Date of Award

2018

Document Type

Open Access Dissertation

Department

Languages, Literatures and Cultures

Sub-Department

College of Arts and Sciences

First Advisor

Mercedes López-Rodríguez

Abstract

Burdened by the atrocities of Argentina’s coup d’état (1976-1982), many children of persecuted parents were forced to live as clandestine hideaways. In recent decades, adult survivors who experience the dictatorship as clandestine children have become primary protagonists, seeking to (re)construct past experiences through the creation of visual and textual productions. In attempt to (re)create their experience in hiding; such adults propose an alternative non-conventional image of a witnessing childhood under military rule as the child of prosecuted parents. For such children, life in secrecy meant having to find refuge from state officials seeking to eliminate their parents. It demanded strict obedience, discipline, and careful maneuverings of behaviors and adhere to strict performative practices—taking upon them new identities, while attempting to deceive military officials, and appeal to a sense of normalcy amongst close family, friends, and public surroundings for the safety and protection of entire families. As such, children had to perform childhood in its literal sense, to protect themselves and those around them from the terror seeking to destroy them. The use of performative childhood in this research, works to highlight the performative accounts of non-normative behaviors of survival and militancy within the constraints of living in clandestinidad.

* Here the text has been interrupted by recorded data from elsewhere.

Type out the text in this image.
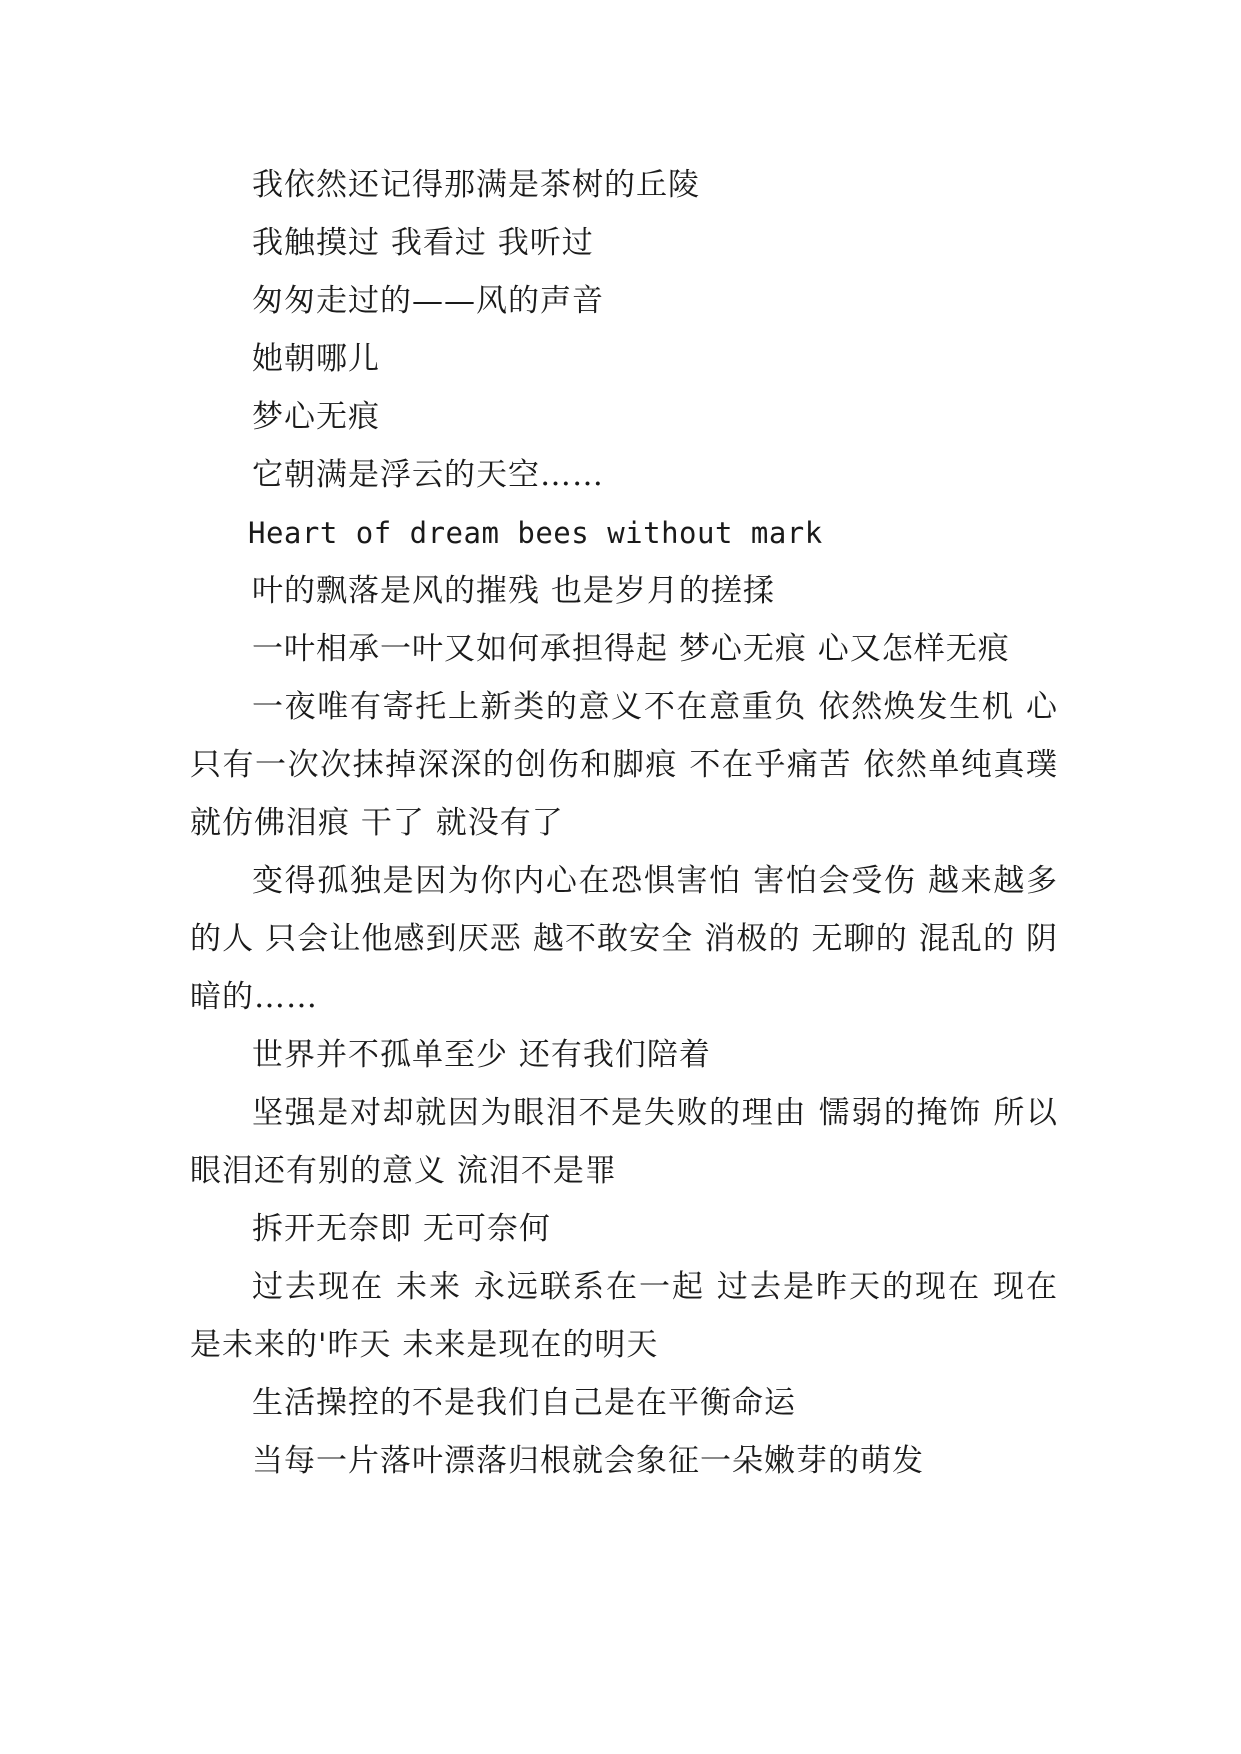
我依然还记得那满是茶树的丘陵

我触摸过 我看过 我听过

匆匆走过的——风的声音

她朝哪儿

梦心无痕

它朝满是浮云的天空……

Heart of dream bees without mark

叶的飘落是风的摧残 也是岁月的搓揉

一叶相承一叶又如何承担得起 梦心无痕 心又怎样无痕

一夜唯有寄托上新类的意义不在意重负 依然焕发生机 心只有一次次抹掉深深的创伤和脚痕 不在乎痛苦 依然单纯真璞 就仿佛泪痕 干了 就没有了

变得孤独是因为你内心在恐惧害怕 害怕会受伤 越来越多的人 只会让他感到厌恶 越不敢安全 消极的 无聊的 混乱的 阴暗的……

世界并不孤单至少 还有我们陪着

坚强是对却就因为眼泪不是失败的理由 懦弱的掩饰 所以眼泪还有别的意义 流泪不是罪

拆开无奈即 无可奈何

过去现在 未来 永远联系在一起 过去是昨天的现在 现在是未来的'昨天 未来是现在的明天

生活操控的不是我们自己是在平衡命运

当每一片落叶漂落归根就会象征一朵嫩芽的萌发
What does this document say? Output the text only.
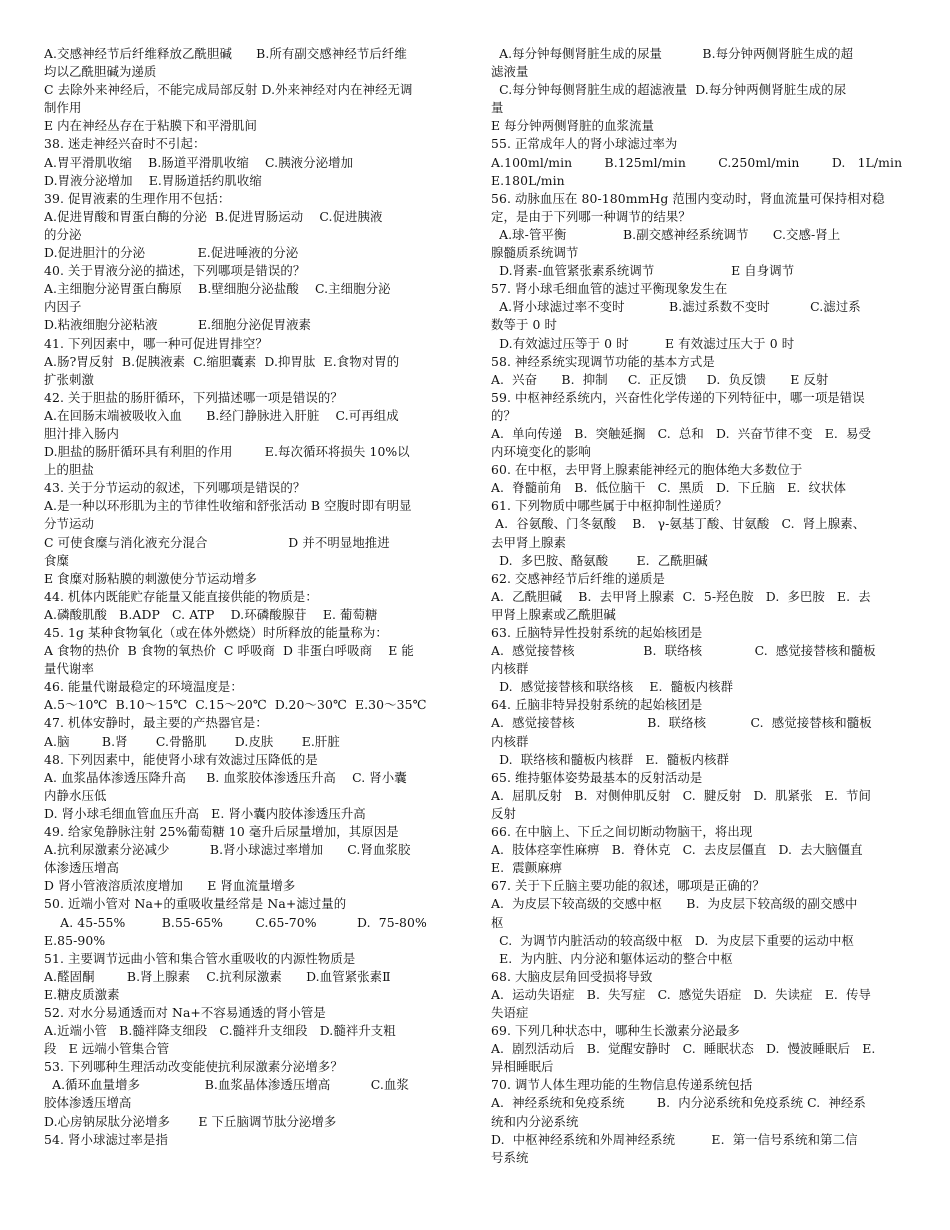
A.交感神经节后纤维释放乙酰胆碱      B.所有副交感神经节后纤维
均以乙酰胆碱为递质
C 去除外来神经后，不能完成局部反射 D.外来神经对内在神经无调
制作用
E 内在神经丛存在于粘膜下和平滑肌间
38. 迷走神经兴奋时不引起：
A.胃平滑肌收缩    B.肠道平滑肌收缩    C.胰液分泌增加
D.胃液分泌增加    E.胃肠道括约肌收缩
39. 促胃液素的生理作用不包括：
A.促进胃酸和胃蛋白酶的分泌  B.促进胃肠运动    C.促进胰液
的分泌
D.促进胆汁的分泌             E.促进唾液的分泌
40. 关于胃液分泌的描述，下列哪项是错误的？
A.主细胞分泌胃蛋白酶原    B.壁细胞分泌盐酸    C.主细胞分泌
内因子
D.粘液细胞分泌粘液          E.细胞分泌促胃液素
41. 下列因素中，哪一种可促进胃排空？
A.肠?胃反射  B.促胰液素  C.缩胆囊素  D.抑胃肽  E.食物对胃的
扩张刺激
42. 关于胆盐的肠肝循环，下列描述哪一项是错误的？
A.在回肠末端被吸收入血      B.经门静脉进入肝脏    C.可再组成
胆汁排入肠内
D.胆盐的肠肝循环具有利胆的作用        E.每次循环将损失 10%以
上的胆盐
43. 关于分节运动的叙述，下列哪项是错误的？
A.是一种以环形肌为主的节律性收缩和舒张活动 B 空腹时即有明显
分节运动
C 可使食糜与消化液充分混合                    D 并不明显地推进
食糜
E 食糜对肠粘膜的刺激使分节运动增多
44. 机体内既能贮存能量又能直接供能的物质是：
A.磷酸肌酸   B.ADP   C. ATP    D.环磷酸腺苷    E. 葡萄糖
45. 1g 某种食物氧化（或在体外燃烧）时所释放的能量称为：
A 食物的热价  B 食物的氧热价  C 呼吸商  D 非蛋白呼吸商    E 能
量代谢率
46. 能量代谢最稳定的环境温度是：
A.5～10℃  B.10～15℃  C.15～20℃  D.20～30℃  E.30～35℃
47. 机体安静时，最主要的产热器官是：
A.脑        B.肾       C.骨骼肌       D.皮肤       E.肝脏
48. 下列因素中，能使肾小球有效滤过压降低的是
A. 血浆晶体渗透压降升高     B. 血浆胶体渗透压升高    C. 肾小囊
内静水压低
D. 肾小球毛细血管血压升高   E. 肾小囊内胶体渗透压升高
49. 给家兔静脉注射 25%葡萄糖 10 毫升后尿量增加，其原因是
A.抗利尿激素分泌减少          B.肾小球滤过率增加      C.肾血浆胶
体渗透压增高
D 肾小管液溶质浓度增加      E 肾血流量增多
50. 近端小管对 Na+的重吸收量经常是 Na+滤过量的
A. 45-55%         B.55-65%        C.65-70%          D.  75-80%
E.85-90%
51. 主要调节远曲小管和集合管水重吸收的内源性物质是
A.醛固酮        B.肾上腺素    C.抗利尿激素      D.血管紧张素Ⅱ
E.糖皮质激素
52. 对水分易通透而对 Na+不容易通透的肾小管是
A.近端小管   B.髓袢降支细段   C.髓袢升支细段   D.髓袢升支粗
段   E 远端小管集合管
53. 下列哪种生理活动改变能使抗利尿激素分泌增多？
A.循环血量增多                B.血浆晶体渗透压增高          C.血浆
胶体渗透压增高
D.心房钠尿肽分泌增多       E 下丘脑调节肽分泌增多
54. 肾小球滤过率是指
A.每分钟每侧肾脏生成的尿量          B.每分钟两侧肾脏生成的超
滤液量
C.每分钟每侧肾脏生成的超滤液量  D.每分钟两侧肾脏生成的尿
量
E 每分钟两侧肾脏的血浆流量
55. 正常成年人的肾小球滤过率为
A.100ml/min        B.125ml/min        C.250ml/min        D.   1L/min
E.180L/min
56. 动脉血压在 80-180mmHg 范围内变动时，肾血流量可保持相对稳
定，是由于下列哪一种调节的结果？
A.球-管平衡              B.副交感神经系统调节      C.交感-肾上
腺髓质系统调节
D.肾素-血管紧张素系统调节                   E 自身调节
57. 肾小球毛细血管的滤过平衡现象发生在
A.肾小球滤过率不变时           B.滤过系数不变时          C.滤过系
数等于 0 时
D.有效滤过压等于 0 时         E 有效滤过压大于 0 时
58. 神经系统实现调节功能的基本方式是
A.  兴奋      B.  抑制     C.  正反馈     D.  负反馈      E 反射
59. 中枢神经系统内，兴奋性化学传递的下列特征中，哪一项是错误
的？
A.  单向传递   B.  突触延搁   C.  总和   D.  兴奋节律不变   E.  易受
内环境变化的影响
60. 在中枢，去甲肾上腺素能神经元的胞体绝大多数位于
A.  脊髓前角   B.  低位脑干   C.  黑质   D.  下丘脑   E.  纹状体
61. 下列物质中哪些属于中枢抑制性递质？
A.  谷氨酸、门冬氨酸    B.   γ-氨基丁酸、甘氨酸   C.  肾上腺素、
去甲肾上腺素
D.  多巴胺、酪氨酸       E.  乙酰胆碱
62. 交感神经节后纤维的递质是
A.  乙酰胆碱    B.  去甲肾上腺素  C.  5-羟色胺   D.  多巴胺   E.  去
甲肾上腺素或乙酰胆碱
63. 丘脑特异性投射系统的起始核团是
A.  感觉接替核                 B.  联络核             C.  感觉接替核和髓板
内核群
D.  感觉接替核和联络核    E.  髓板内核群
64. 丘脑非特异投射系统的起始核团是
A.  感觉接替核                  B.  联络核           C.  感觉接替核和髓板
内核群
D.  联络核和髓板内核群   E.  髓板内核群
65. 维持躯体姿势最基本的反射活动是
A.  屈肌反射   B.  对侧伸肌反射   C.  腱反射   D.  肌紧张   E.  节间
反射
66. 在中脑上、下丘之间切断动物脑干，将出现
A.  肢体痉挛性麻痹   B.  脊休克   C.  去皮层僵直   D.  去大脑僵直
E.  震颤麻痹
67. 关于下丘脑主要功能的叙述，哪项是正确的？
A.  为皮层下较高级的交感中枢      B.  为皮层下较高级的副交感中
枢
C.  为调节内脏活动的较高级中枢   D.  为皮层下重要的运动中枢
E.  为内脏、内分泌和躯体运动的整合中枢
68. 大脑皮层角回受损将导致
A.  运动失语症   B.  失写症   C.  感觉失语症   D.  失读症   E.  传导
失语症
69. 下列几种状态中，哪种生长激素分泌最多
A.  剧烈活动后   B.  觉醒安静时   C.  睡眠状态   D.  慢波睡眠后   E.
异相睡眠后
70. 调节人体生理功能的生物信息传递系统包括
A.  神经系统和免疫系统        B.  内分泌系统和免疫系统 C.  神经系
统和内分泌系统
D.  中枢神经系统和外周神经系统         E.  第一信号系统和第二信
号系统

My approach to the politics of memory in post dictatorship is to propose a performative reading of childhood—to (re)think and (re)imagine child identities of what children in hiding had to live and fluidity of their identities. Through the understanding of child witnessing and personal experiences as participating actors within life in secrecy, this group of survivors regain ‘ownership’ of their own experiences. The cultural productions chosen in this research contain primary accounts of children living in secrecy. These consist of Laura Alcoba’s novel The Rabbit House written in 2008, and Marcelo Piñeyro’s film Kamchatka (2002) and Benjamin Avila’s film Infancia Clandestina (2011).